YES on 6 (tax breaks for working waterfront property)…but I could see an argument against.

NO on 8 (would allow counties to use extra sales tax money to fund community colleges). Most people I know (who care) are for this. Even though I'm rabidly pro-education, after much thought I'm against it for three reasons:

  • Every time the legislature promises us that it won't reduce education funding to compensate for new revenue, it goes back on its word. I've had enough Lucy and the football, thank you very much
  • Sales tax is regressive, I'd prefer a progressive tax.
  • Will increase disparities between counties.

County Charter Amendments

• Question 1 NO. Q1 would transfer the powers, duties and responsibilities of the county manager to the county mayor. This changes charter wording to acknowledge voters' approval of a strong mayor.
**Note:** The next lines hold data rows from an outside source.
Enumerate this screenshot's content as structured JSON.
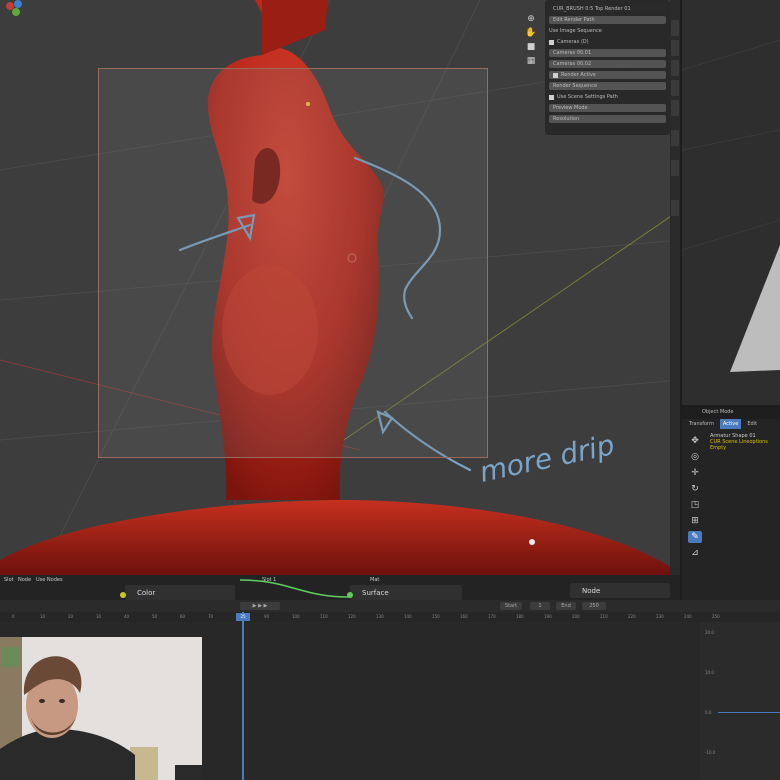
{
  "annotation": {
    "text": "more drip"
  },
  "npanel": {
    "rows": [
      {
        "text": "CUR_BRUSH 0:5 Top Render 01",
        "style": "dark"
      },
      {
        "text": "Edit Render Path",
        "style": "button"
      },
      {
        "text": "Use Image Sequence",
        "style": "label"
      },
      {
        "text": "Cameras (D)",
        "style": "label"
      },
      {
        "text": "Cameras 00.01",
        "style": "button"
      },
      {
        "text": "Cameras 00.02",
        "style": "button"
      },
      {
        "text": "Render Active",
        "style": "button"
      },
      {
        "text": "Render Sequence",
        "style": "button"
      },
      {
        "text": "Use Scene Settings Path",
        "style": "label"
      },
      {
        "text": "Preview Mode",
        "style": "button"
      },
      {
        "text": "Resolution",
        "style": "button"
      }
    ]
  },
  "right_properties": {
    "header": "Object Mode",
    "tabs": [
      "Transform",
      "Active",
      "Edit"
    ],
    "object_name": "Armatur Shape 01",
    "subtitle": "CUR Scene Lineoptions Empty"
  },
  "node_bar": {
    "items": [
      "Slot",
      "Node",
      "Use Nodes"
    ],
    "slot_value": "Slot 1",
    "node_color": "Color",
    "node_surface": "Surface",
    "material": "Mat",
    "misc": "Node"
  },
  "timeline": {
    "fields": [
      "Start",
      "1",
      "End",
      "250"
    ],
    "current_frame": "25",
    "ticks": [
      "0",
      "10",
      "20",
      "30",
      "40",
      "50",
      "60",
      "70",
      "80",
      "90",
      "100",
      "110",
      "120",
      "130",
      "140",
      "150",
      "160",
      "170",
      "180",
      "190",
      "200",
      "210",
      "220",
      "230",
      "240",
      "250"
    ]
  },
  "graph_labels": [
    "20.0",
    "10.0",
    "0.0",
    "-10.0"
  ],
  "colors": {
    "viewport_bg": "#3d3d3d",
    "sculpt_red": "#b8261a",
    "annotation_blue": "#7aa4c8",
    "accent_blue": "#4a7ac0"
  },
  "icons": {
    "toolbar": [
      "grab-icon",
      "cursor-icon",
      "move-icon",
      "rotate-icon",
      "scale-icon",
      "transform-icon",
      "annotate-icon",
      "measure-icon"
    ],
    "viewport": [
      "zoom-icon",
      "pan-icon",
      "camera-icon",
      "perspective-icon"
    ]
  }
}
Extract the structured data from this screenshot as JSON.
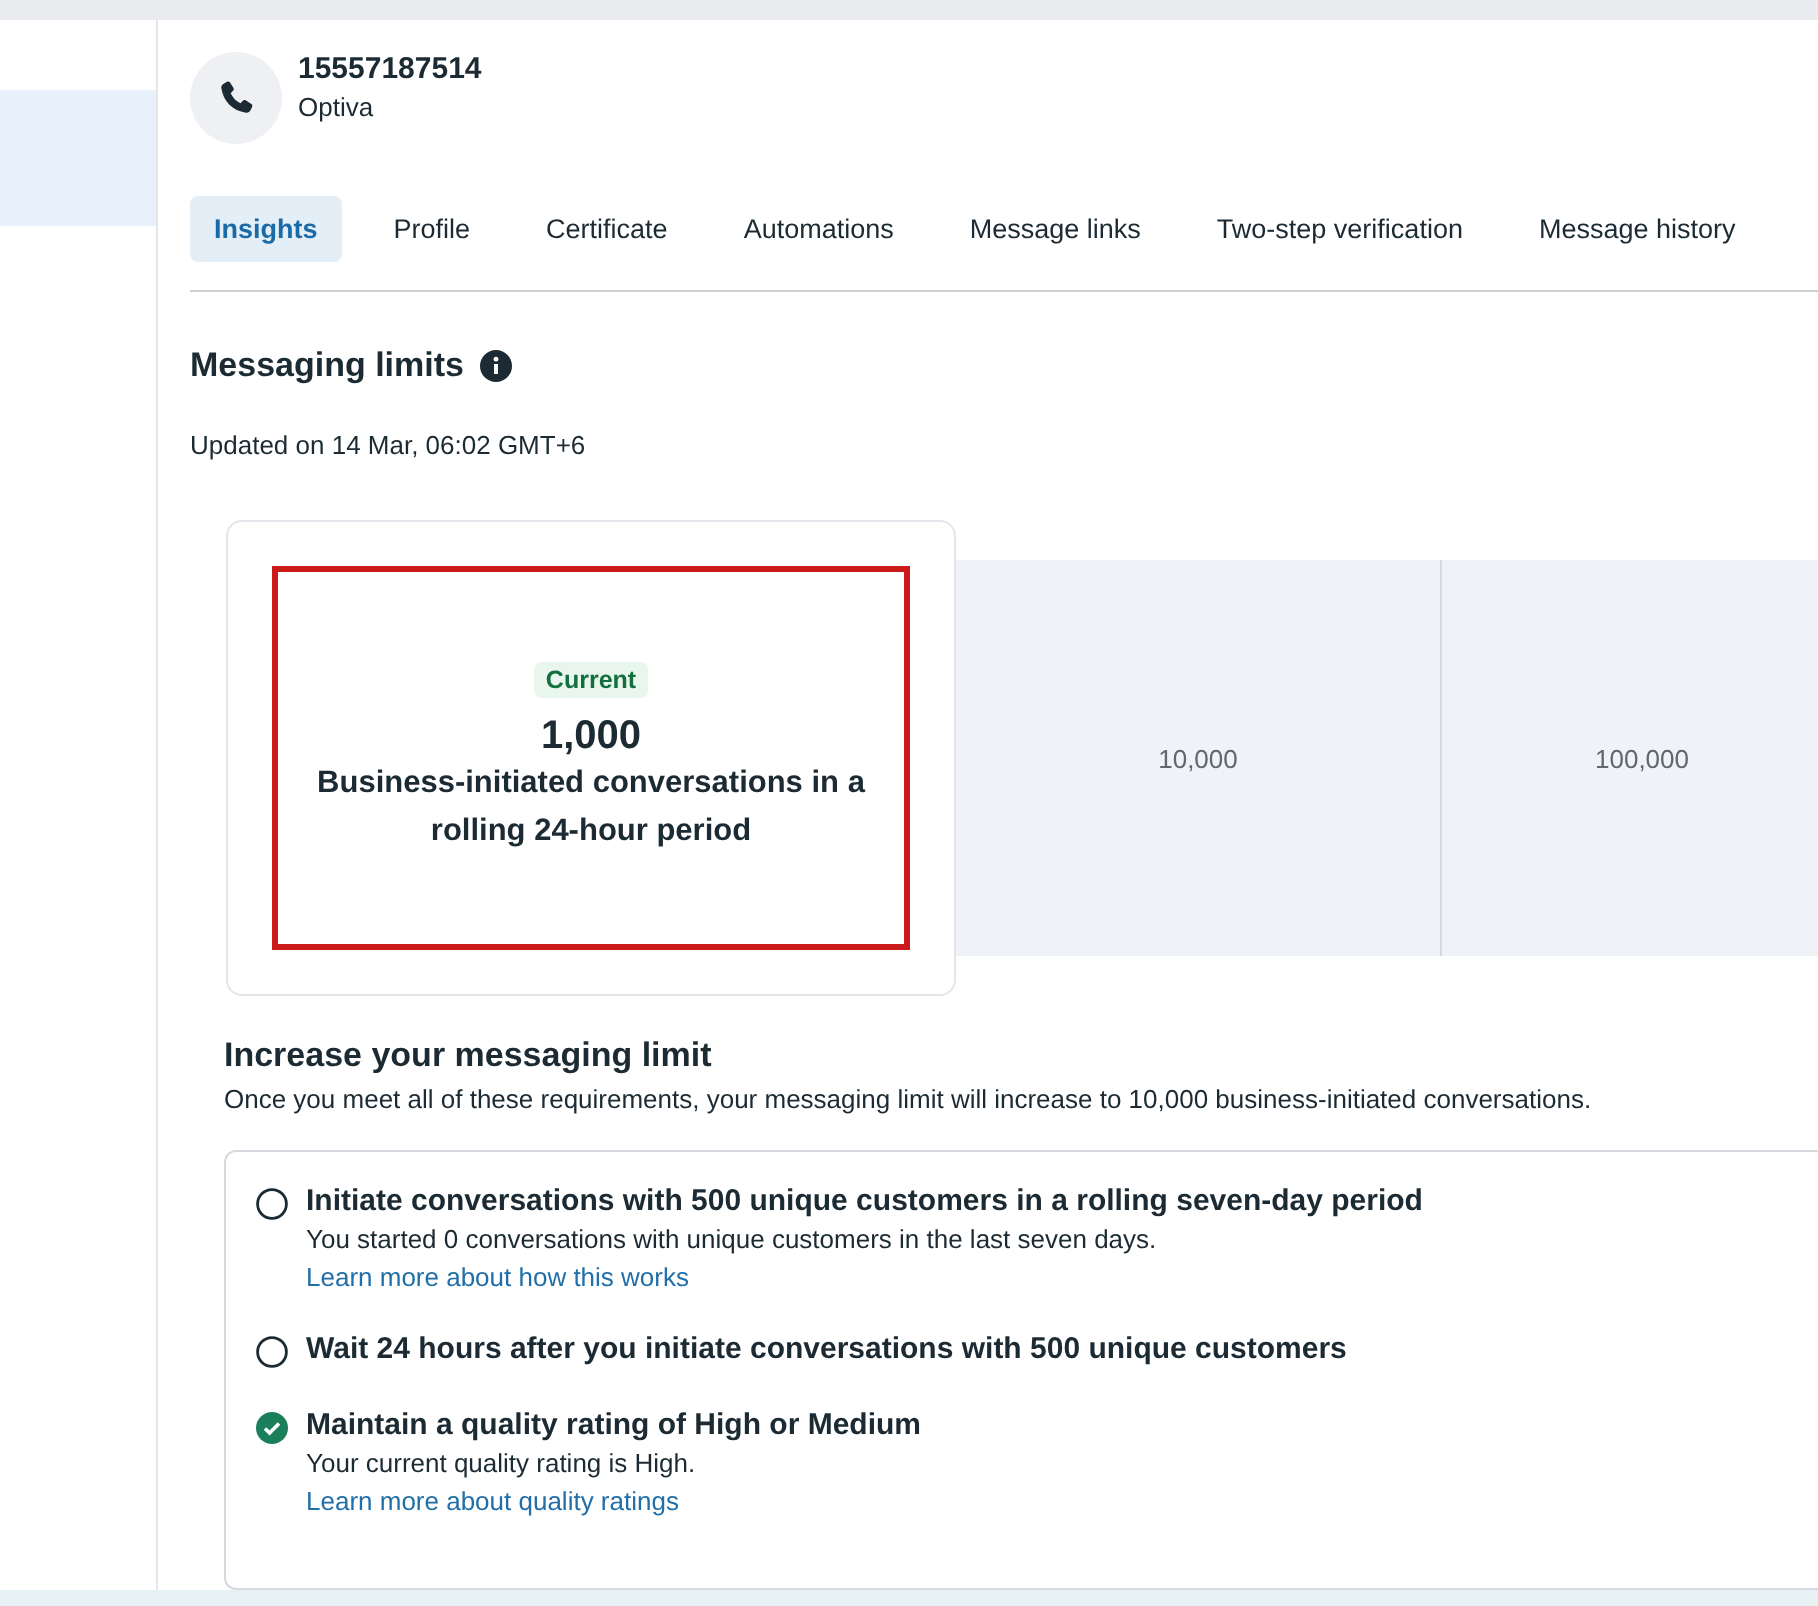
{
  "sidebar": {
    "items": [
      {
        "selected": true
      }
    ]
  },
  "header": {
    "number": "15557187514",
    "name": "Optiva"
  },
  "tabs": [
    {
      "label": "Insights",
      "selected": true
    },
    {
      "label": "Profile",
      "selected": false
    },
    {
      "label": "Certificate",
      "selected": false
    },
    {
      "label": "Automations",
      "selected": false
    },
    {
      "label": "Message links",
      "selected": false
    },
    {
      "label": "Two-step verification",
      "selected": false
    },
    {
      "label": "Message history",
      "selected": false
    }
  ],
  "limits": {
    "title": "Messaging limits",
    "updated": "Updated on 14 Mar, 06:02 GMT+6"
  },
  "tiers": [
    {
      "selected": true,
      "highlighted": true,
      "badge": "Current",
      "value": "1,000",
      "description": "Business-initiated conversations in a rolling 24-hour period"
    },
    {
      "selected": false,
      "value": "10,000"
    },
    {
      "selected": false,
      "value": "100,000"
    }
  ],
  "increase": {
    "title": "Increase your messaging limit",
    "description": "Once you meet all of these requirements, your messaging limit will increase to 10,000 business-initiated conversations."
  },
  "requirements": [
    {
      "checked": false,
      "title": "Initiate conversations with 500 unique customers in a rolling seven-day period",
      "detail": "You started 0 conversations with unique customers in the last seven days.",
      "link": "Learn more about how this works"
    },
    {
      "checked": false,
      "title": "Wait 24 hours after you initiate conversations with 500 unique customers"
    },
    {
      "checked": true,
      "title": "Maintain a quality rating of High or Medium",
      "detail": "Your current quality rating is High.",
      "link": "Learn more about quality ratings"
    }
  ]
}
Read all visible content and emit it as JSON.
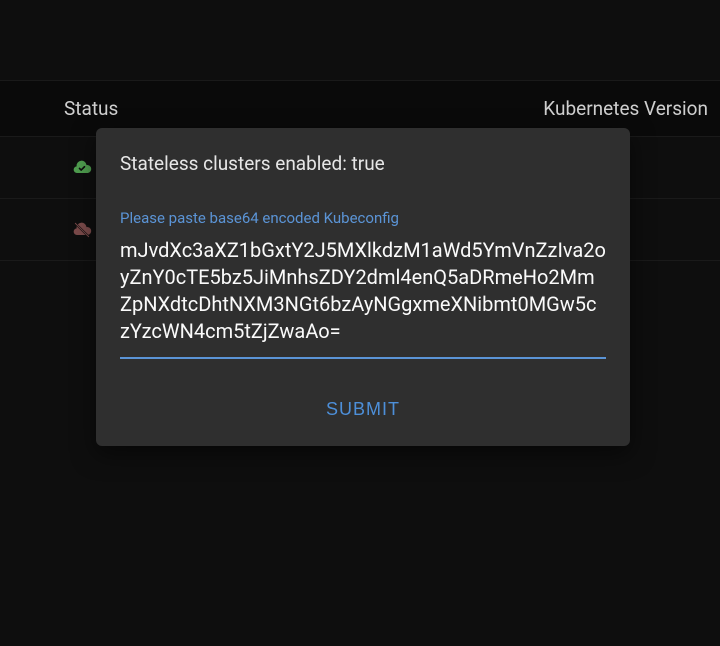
{
  "header": {
    "status_label": "Status",
    "version_label": "Kubernetes Version"
  },
  "rows": [
    {
      "icon": "cloud-check",
      "icon_color": "#4f9e4f"
    },
    {
      "icon": "cloud-off",
      "icon_color": "#7a4a4a"
    }
  ],
  "modal": {
    "title": "Stateless clusters enabled: true",
    "input_label": "Please paste base64 encoded Kubeconfig",
    "input_value": "mJvdXc3aXZ1bGxtY2J5MXlkdzM1aWd5YmVnZzIva2oyZnY0cTE5bz5JiMnhsZDY2dml4enQ5aDRmeHo2MmZpNXdtcDhtNXM3NGt6bzAyNGgxmeXNibmt0MGw5czYzcWN4cm5tZjZwaAo=",
    "submit_label": "SUBMIT"
  }
}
Where the charter now says ''the county manager shall'' the word ''mayor'' is substituted. The Herald recommends “yes”. I'm voting “NO” because I think having the manager strong and the mayor not as strong makes accountability a little more likely in that the Commission has more of a say. Not that I have high hopes in either case.

• Question 2 YES. Q2 would raise commission salaries according to a state formula based on population. It would prohibit commissioners from having outside employment. Annual salaries would increase to about $92,000 from $6,000. The Charter Review Task Force recommended the pay hike, but included term limits as a counter-balance. The Commission took the pay raise but rejected the term limits. As a result, the Herald recommends a “no” vote. I'm voting YES, on the theory that in the long run higher salaries make corruption a little less likely. I know people who feel strongly that the pay raises should be held back until the Commission votes for term limits, and I understand that argument.

• Question 3 YES. Q3 would allow candidates for the commission or county mayor to qualify for office either by submitting a petition signed by a specified number of registered voters or paying a $300 filing fee. This adds the petition method to the charter. The Herald and I agree on YES.

• Questions 4&5 YES. Q 4 & 5 would alter the initiative-petition process by having the county clerk approve petitions instead of the commission. As it is, the commission can refuse a petition not to its liking; the clerk will be more neutral. Question 4 also requires the commission to hold a public hearing on the petition once it's approved. Question 5 deals strictly with the clerk's approval. The Herald and I agree on YES.

• Question 6 – NO. Q6 would require that all but five Miami-Dade cities use the county's fire-rescue service. Miami, Miami Beach, Hialeah, Coral Gables and Key Biscayne could keep their fire departments, while everyone else would have no choice. The argument for is that it prevents cherrypicking by richer areas, leaving a patchwork of poor areas to the County. The argument against is that its not fair to grandfather the bigger cities and discriminate against the smaller/newer ones. On balance, I agree with the Herald on NO but understand why someone might disagree.